I couldn't find a duplicate question, so I apologize if this has been asked before.
I'm trying to show that
$$ n – 1 < \left(\log \left( \frac{n}{n-1}\right)\right)^{-1} < n \tag{1} $$
I've verified this numerically, and it even seems to be the case that
$$ \lim_{n \to \infty} \frac{1}{\log \left( n / (n – 1)\right)} = n – \frac{1}{2} $$
Again, I've only verified the two statements above numerically, and I'm having a hard time proving them. The inequality seems to make some intuitive sense since, if you consider a logarithm as counting the number of digits in base $e$ then
$$ \log(n) – \log(n – 1) \sim \frac{1}{n} \tag{2} $$
However, (2) is only a hunch and I'm not sure how to formalize it.
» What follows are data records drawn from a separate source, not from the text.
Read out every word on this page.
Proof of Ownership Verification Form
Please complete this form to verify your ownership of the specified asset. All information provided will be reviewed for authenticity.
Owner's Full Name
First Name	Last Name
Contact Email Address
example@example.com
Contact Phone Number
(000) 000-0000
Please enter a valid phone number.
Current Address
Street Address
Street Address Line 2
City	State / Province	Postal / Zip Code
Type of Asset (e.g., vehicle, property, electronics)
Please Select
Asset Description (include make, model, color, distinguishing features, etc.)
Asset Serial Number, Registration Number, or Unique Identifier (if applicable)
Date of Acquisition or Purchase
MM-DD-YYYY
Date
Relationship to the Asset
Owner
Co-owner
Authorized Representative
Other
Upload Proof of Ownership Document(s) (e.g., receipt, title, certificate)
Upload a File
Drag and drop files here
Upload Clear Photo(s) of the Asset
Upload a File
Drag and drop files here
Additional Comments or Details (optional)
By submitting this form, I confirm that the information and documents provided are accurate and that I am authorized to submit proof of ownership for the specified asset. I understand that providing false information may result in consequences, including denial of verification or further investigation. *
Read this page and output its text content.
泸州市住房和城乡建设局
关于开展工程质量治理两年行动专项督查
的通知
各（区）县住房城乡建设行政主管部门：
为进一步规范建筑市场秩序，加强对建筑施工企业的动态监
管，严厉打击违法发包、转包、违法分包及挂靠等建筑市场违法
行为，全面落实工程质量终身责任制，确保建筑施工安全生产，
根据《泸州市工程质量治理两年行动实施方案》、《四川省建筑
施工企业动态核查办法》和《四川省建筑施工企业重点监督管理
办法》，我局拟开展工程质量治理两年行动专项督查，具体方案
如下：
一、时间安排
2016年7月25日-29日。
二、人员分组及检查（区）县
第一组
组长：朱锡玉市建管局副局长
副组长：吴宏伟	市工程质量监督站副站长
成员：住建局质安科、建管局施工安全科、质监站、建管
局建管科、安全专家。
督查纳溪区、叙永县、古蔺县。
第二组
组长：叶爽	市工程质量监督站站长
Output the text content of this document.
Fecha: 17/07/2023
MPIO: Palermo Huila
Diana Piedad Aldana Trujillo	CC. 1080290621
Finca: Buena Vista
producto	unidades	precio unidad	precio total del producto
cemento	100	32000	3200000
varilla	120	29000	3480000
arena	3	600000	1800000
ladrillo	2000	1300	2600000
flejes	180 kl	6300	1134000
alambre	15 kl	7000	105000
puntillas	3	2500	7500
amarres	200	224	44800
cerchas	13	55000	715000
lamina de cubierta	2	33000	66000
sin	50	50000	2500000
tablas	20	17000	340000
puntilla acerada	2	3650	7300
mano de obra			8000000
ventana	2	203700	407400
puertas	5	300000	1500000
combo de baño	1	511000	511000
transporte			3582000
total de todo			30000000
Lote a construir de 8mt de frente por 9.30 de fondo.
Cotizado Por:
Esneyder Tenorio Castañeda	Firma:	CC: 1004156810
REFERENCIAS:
I'm wondering how do I prove the inequality (1)?.
Hints are definitely welcome.
Best Answer
Your inequality is equivalent to$$\frac1{n-1}>\log\left(\frac n{n-1}\right)>\frac1n,$$which, in turn, is equivalent to$$\frac1{n-1}>\log(n)-\log(n-1)>\frac1n.$$Now, use the fact that$$\log(n)-\log(n-1)=\int_{n-1}^n\frac{\mathrm dt}t.$$